Namun, secara umum, pascakeruntuhan Orde Baru yang ditandai dengan lengsernya Soeharto dari kursi kepresidenan, muncul paradigma baru soal Gerakan 30 September. Rezim Orde Baru dengan berbagai macam cara telah berhasil meneror rakyat melalui tafsiran tunggal atas peristiwa tersebut. PKI dan segala jenis pahamnya seperti komunisme, marxisme, dan leninisme, juga organisasi-organisasi yang bernaung di bawahnya, dicap sebagai dalang satu-satunya yang melatarbelakangi tragedi tersebut.

Dampak lanjutan dari tafsiran tunggal ini amatlah luar-biasa.
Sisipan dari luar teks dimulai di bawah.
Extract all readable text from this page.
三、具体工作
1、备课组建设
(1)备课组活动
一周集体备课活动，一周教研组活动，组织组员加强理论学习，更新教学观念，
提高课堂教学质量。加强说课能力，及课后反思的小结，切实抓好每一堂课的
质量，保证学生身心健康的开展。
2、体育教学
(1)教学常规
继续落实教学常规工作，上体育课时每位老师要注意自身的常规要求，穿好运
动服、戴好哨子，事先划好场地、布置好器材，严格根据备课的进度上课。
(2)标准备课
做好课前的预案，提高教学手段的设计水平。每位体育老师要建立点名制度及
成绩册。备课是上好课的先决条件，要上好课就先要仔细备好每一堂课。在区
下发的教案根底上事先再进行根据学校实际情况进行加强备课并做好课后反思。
Pertama, terjadi pembantaian massal menyusul terbunuhnya para jenderal pada 30 September 1965. Semenjak pengambilalihan pemerintahan dari Presiden Soekarno dalam rangka mengembalikan stabilitas keamanan negara, Indonesia seakan-akan berada dalam genggaman tangan Soeharto—yang saat itu menjabat sebagai Kepala Komando Strategis TNI Angkatan Darat (Kostrad). Presiden Soekarno tidak bisa berbuat banyak lantaran (sebagian) rakyat menuduhnya turut terlibat dalam insiden yang menewaskan sepuluh orang jenderal itu.

Soeharto memainkan peran dengan sangat bagus, apalagi setelah dikeluarkannya Surat Perintah Sebelas Maret (Supersemar). Lewat surat perintah yang hingga kini masih belum diketahui keberadaan versi aslinya tersebut, Soeharto melakukan beragam cara untuk menciptakan stabilitas umum, antara lain dengan membubarkan PKI dan menyatakannya sebagai partai terlarang, mencopot jabatan orang-orang di pemerintahan yang diduga memiliki hubungan dekat dengan PKI, dan menyatakan paham komunisme/marxisme-leninisme sebagai paham terlarang di Indonesia.

Aksi massa luar-biasa muncul setelah dikeluarkannya keputusan itu. Di berbagai daerah di Nusantara, terutama di Jawa dan Bali, terjadi pembantaian besar-besaran terhadap kader-kader, simpatisan-simpatisan Partai Komunis Indonesia, serta orang-orang yang diduga terkait dengan PKI dan anak-organisasinya seperti Gerwani dan Lekra. Tak terhitung berjuta-juta nyawa anak bangsa yang menjadi tumbal kebiadaban tafsir-tunggal tersebut.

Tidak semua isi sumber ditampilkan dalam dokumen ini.